Con 65 años, Jonathan I. lleva toda una vida dedicado a plasmar el color en sus versiones más variadas. Se inició con una de las pintoras estadounidenses más célebres, Georgia O’Keeffe, pintó decorados para Hollywood e incluso tuvo una época como expresionista abstracto en Nueva York. Pero el fatídico día en que este hombre sufrió un accidente de tráfico, en principio leve, el mundo se volvió en blanco y negro.
Y lo que es peor. “No solo habían desaparecido los colores, sino que lo que veía tenía un aspecto desagradable, sucio, con unos blancos deslumbrantes y, sin embargo, descoloridos, color hueso y unos negros cavernosos: todo falso, antinatural, turbio e impuro”, explicaba el propio señor I. al neurólogo Oliver Sacks en Un antropólogo en Marte (Ed. Anagrama). Ahora veía a las personas “como estatuas grises y animadas”, lo que le llevaba a recluirse en su estudio y relacionarse cada vez menos incluso con su esposa y amigos.
Era incapaz de distinguir entre ketchup y mayonesa, escoger qué ponerse cada día era todo un suplicio, y no podía conducir, pues no sabía si el semáforo estaba en rojo. A medida que pasó el tiempo, empezó a echar de menos los colores de la naturaleza, los tonos vivos de la primavera. También, la falta de percepción de los matices, de los detalles, le llevó a no poder distinguir un rostro hasta que no estaba muy cerca, y a ver grietas y baches donde solo había cambios de color. Y es que su vida no era exactamente como una película en blanco y negro. Para explicarlo, creó una habitación en tonos de gris, tal y como él veía. Pero lo peor de todo es que, aunque en teoría conocía los colores, cuando intentó pintarlos se dio cuenta de que ya no podía. Los había olvidado. Un día, de camino a su estudio vio la salida del sol y cayó en la cuenta de que solo él podía verla de ese modo. Así que comenzó una nueva fase artística plasmando lo que veía en Amanecer nuclear.

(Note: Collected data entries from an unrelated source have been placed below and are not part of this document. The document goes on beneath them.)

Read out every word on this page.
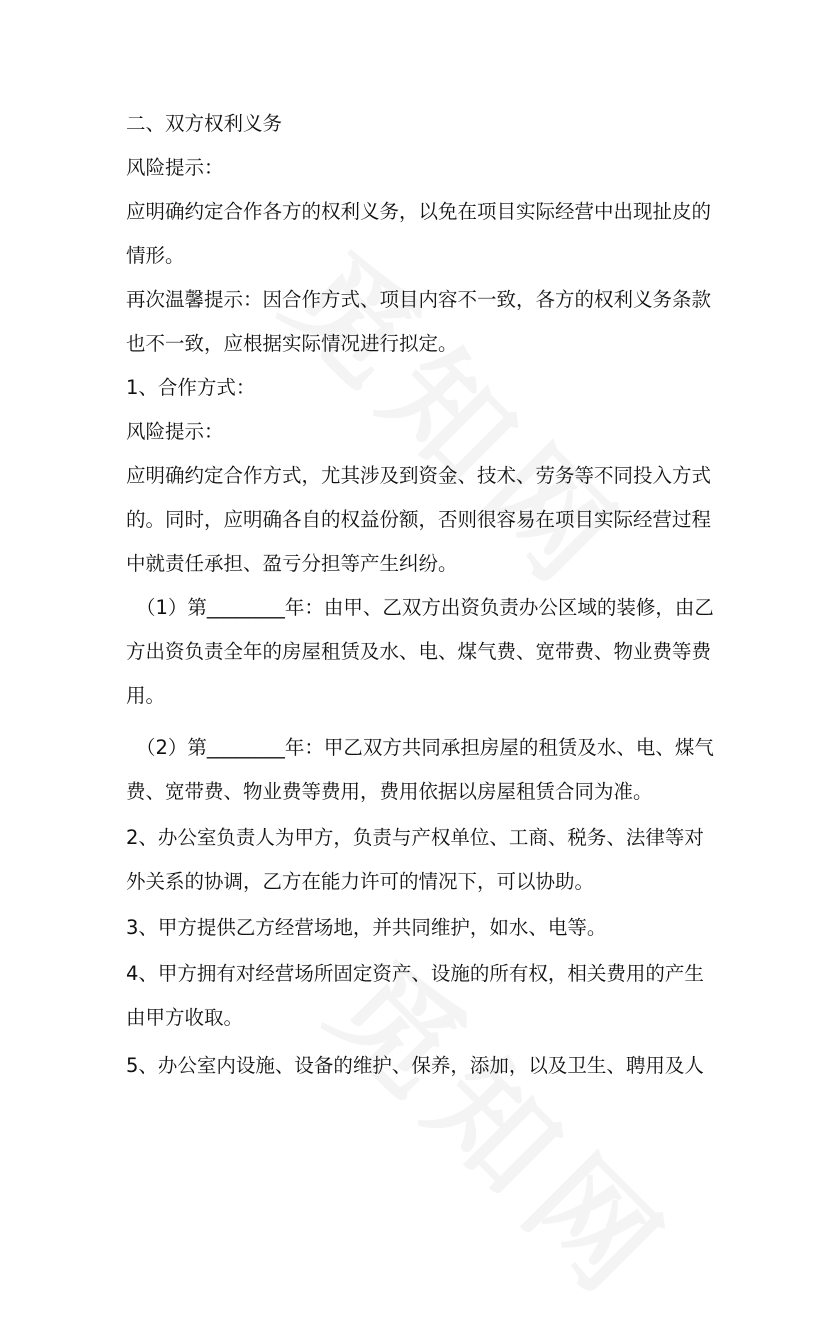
二、双方权利义务
风险提示：
应明确约定合作各方的权利义务，以免在项目实际经营中出现扯皮的
情形。
再次温馨提示：因合作方式、项目内容不一致，各方的权利义务条款
也不一致，应根据实际情况进行拟定。
1、合作方式：
风险提示：
应明确约定合作方式，尤其涉及到资金、技术、劳务等不同投入方式
的。同时，应明确各自的权益份额，否则很容易在项目实际经营过程
中就责任承担、盈亏分担等产生纠纷。
（1）第________年：由甲、乙双方出资负责办公区域的装修，由乙
方出资负责全年的房屋租赁及水、电、煤气费、宽带费、物业费等费
用。
（2）第________年：甲乙双方共同承担房屋的租赁及水、电、煤气
费、宽带费、物业费等费用，费用依据以房屋租赁合同为准。
2、办公室负责人为甲方，负责与产权单位、工商、税务、法律等对
外关系的协调，乙方在能力许可的情况下，可以协助。
3、甲方提供乙方经营场地，并共同维护，如水、电等。
4、甲方拥有对经营场所固定资产、设施的所有权，相关费用的产生
由甲方收取。
5、办公室内设施、设备的维护、保养，添加，以及卫生、聘用及人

Tras una gran variedad de pruebas, el diagnóstico fue unánime: Jonathan I. sufría una verdadera acromatopsia causada por la conmoción cerebral que le produjo el accidente. Su corteza visual primaria estaba intacta, por lo que era capaz de percibir cambios en la longitud de onda según la iluminación y las formas. El daño se encontraba en la corteza secundaria, exactamente en la V4 o sus conexiones. Una zona muy pequeña, pero en la que reside toda nuestra percepción del color, la capacidad de imaginarlo y la de representarlo.